夕方、寛人は理事長直轄の特別室に呼び出された。
「君の瞬発力は素晴らしい。スプロウツに埋もれているのは惜しいな」
理事長が淡々と語り、契約書を差し出す。
「我々の直属チームに入れば、即座にAランクへ昇格させよう。設備も待遇も保証する」
寛人は無言で紙を見つめた。頭の中で、仲間との日々がよぎる。
(……でも、俺は早く強くなりたい。短期決戦型の俺には、早期成功が似合っているはずだ)
一方その頃、廃部室では栞奈が不安そうに呟いた。
「寛人君、今日は戻らないの?」
友梨は心配そうに言った。「もしかして、何かあったんじゃ……」
拓馬も不安を拭えずにいた。「あいつなら大丈夫だと思いたいけど……」
夜、寛人がようやく戻ってきた。だが表情はどこか硬い。
「どうした?」祥子が尋ねると、寛人は視線を逸らした。
「……何でもない」
しかし、その夜遅く。寛人はひとりで演習フィールド跡地に立っていた。
(俺は……どうすればいい?)
そこに現れたのは友梨だった。
「寛人君、ここにいると思った」
「……俺、理事長にスカウトされた」寛人は正直に話した。
友梨は一瞬黙り込み、しかし優しく微笑んだ。
「私も、昔は同じように迷ったことがある。
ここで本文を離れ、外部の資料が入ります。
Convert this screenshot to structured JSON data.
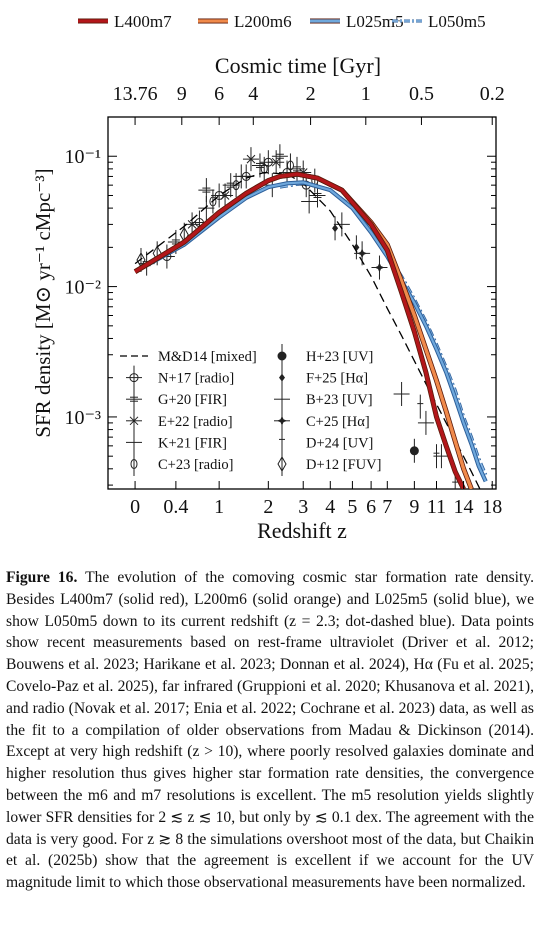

大敗して、全部嫌になって。でも、その経験があったから今の私がいる。逃げてもいいけど、きっと後悔するよ」
そこへ栞奈から通信が入った。
『寛人君、あなたが目標にしてる“勝つ”っていう未来、それは一人で掴むもの?』
その言葉に、寛人は目を閉じた。
「……違う。俺は、仲間と一緒に勝ちたいんだ」
翌朝、寛人は全員の前で頭を下げた。
「昨日、裏切りかけた。だけど……俺はここに残る。スプロウツで勝ちたい」
拓馬が笑い、拳を差し出す。「なら、もう何も言うな。行こうぜ、みんなで上に」
寛人はその拳を力強く打ち返した。
絆は、試され、そして強固になった。